К дому вели потрескавшиеся бетонные плиты с пучками травы между ними. Прежде чем подойти к двери, Мирон постоял под окнами. Сначала было тихо, а потом он услышал — и одним прыжком оказался на крыльце.

— Света! Света, откройте!

Дверь поддалась, но за ней никто не ждал. В доме пахло кислятиной — будто Саня только что был здесь и вот-вот вышел. Кто-то тоненько скулил, всхлипывая: «И-и-и, уйди-и-и».

Чтобы попасть в комнату, пришлось пинками раскидать пустые бутылки. Звон стекла напряг разве что самого Мирона — голосок выводил «и-и-и», как раньше, звук шел из каморки рядом с кухней. Солнечный свет бил сквозь синие шторы, сине-черное суетилось в углу.

— Не хочу, уйди, не хочу!

Мирон увидел три согнутые спины и торчащую между ними босую ногу. Нога дергалась, отталкивая тапку, которую на нее надевали синие руки. Еще две руки подставляли больничную «утку», а снизу, балансируя на грани падения, пытался пробиться неразрезанный ананас.

— Не хочу!

Из-за спин на Мирона уставились два огромных глаза. Губы девушки пересохли и растрескались. Она дернула ногой и попала в одного из слуг — тот повалился навзничь. Никакой одежды на девушке не было.

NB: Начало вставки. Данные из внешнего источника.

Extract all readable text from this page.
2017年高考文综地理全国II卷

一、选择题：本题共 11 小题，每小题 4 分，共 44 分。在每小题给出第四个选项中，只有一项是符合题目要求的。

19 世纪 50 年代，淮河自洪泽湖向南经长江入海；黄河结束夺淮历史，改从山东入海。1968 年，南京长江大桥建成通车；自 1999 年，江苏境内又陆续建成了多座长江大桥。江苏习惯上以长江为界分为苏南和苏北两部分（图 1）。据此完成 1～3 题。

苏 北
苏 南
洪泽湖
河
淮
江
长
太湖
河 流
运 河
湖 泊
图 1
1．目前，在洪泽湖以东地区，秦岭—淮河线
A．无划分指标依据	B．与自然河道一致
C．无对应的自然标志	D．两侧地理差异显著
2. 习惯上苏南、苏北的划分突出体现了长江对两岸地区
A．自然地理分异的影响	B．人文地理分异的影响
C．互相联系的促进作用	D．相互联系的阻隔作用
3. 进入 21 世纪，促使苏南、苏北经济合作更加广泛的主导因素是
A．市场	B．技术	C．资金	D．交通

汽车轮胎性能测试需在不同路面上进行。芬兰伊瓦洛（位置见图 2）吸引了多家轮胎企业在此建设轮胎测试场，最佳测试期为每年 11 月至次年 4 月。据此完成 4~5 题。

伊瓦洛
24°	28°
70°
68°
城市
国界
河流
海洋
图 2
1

— Убери их! Убери, убери, убери!

Слуги бессмысленно таращили бельма и сопротивляться не пытались. Мирон выкатил их в коридор, как тюфяки с ватой, и захлопнул дверь — там они и толкались, норовя вернуться, но применить силу не догадывались или не могли.

— Спасибо.

Она вцепилась в него и крупно вздрагивала, пока Мирон тащил с кровати покрывало, чтобы ее укрыть. Когда возился с покрывалом, успел заметить стремную сыпь под ее коленками и на сгибах локтей, язвы на лице и ту же худобу, что и у брата. Сама Света не пыталась удержать покрывало на себе — пришлось укутать ее, как мумию, оставив свободными только руки.

— Я принесу воды.

Суета слуг за дверью напоминала броуновское движение. Один так и держал утку, второй тыкал в пустоту ананасом, а третий подносил тапку невидимой ноге, как если бы перед ним стояла Золушка в ожидании хрустальной туфельки. Стараясь не обращать внимания на шапочку плесени на тарелках в мойке и огибая взглядом черную жидкость, которая вылилась на плиту со сковороды, Мирон взял банку из-под соленых огурцов, выплеснул содержимое в раковину и прополоскал ее под краном. Воды набрал оттуда же. Вернувшись, протянул банку Свете, и она залпом выхлебала все — литра три, вряд ли меньше. Повалилась на кровать, рыгнула:

— Саша умер.

— Я здесь поэтому. Я оплачу похороны, от вас нужны документы…

— Ты убил?

«Красавица, ты бы видел!» — сказал Саня. Он увидел. Сложно было представить Свету ребенком. Еще сложнее — девушкой, которая нравится, выходит из дома и говорит с кем-то, делает покупки в супермаркете, мечтает о чем-то, просто идет по улице, когда тает снег, и щурясь смотрит на птиц, первых птиц этой весной.

— Света, эй! — не выдержал Мирон. — Я принес тебе воды. Нужно кое-что…

Света икала, бессмысленно таращась на штору, и почесывала сыпь на локтевом сгибе.

— Ладно, — решился он, — хуже, чем тебе, мне уже не будет.

Уткнулся лбом в голый матрас и коснулся левой ладони. «Ты так важна, будь».

— Ты убил?

— Я.

Придерживая на груди покрывало, Света подошла к окну и раздвинула синие шторы. Солнце ударило в глаза, Мирон тяжело закашлялся, а когда справился с приступом, почувствовал во рту вкус крови.

— Уйди, — сказала Света. — Не нужно мне помогать. Уйди, я не хочу.

Слуг за дверью не было. Прямо сейчас они катились к кладбищу, чтобы закопаться обратно. Согнувшись пополам, Мирон повалился на заднее сиденье машины Константина, и тот протянул ему бумажный платок.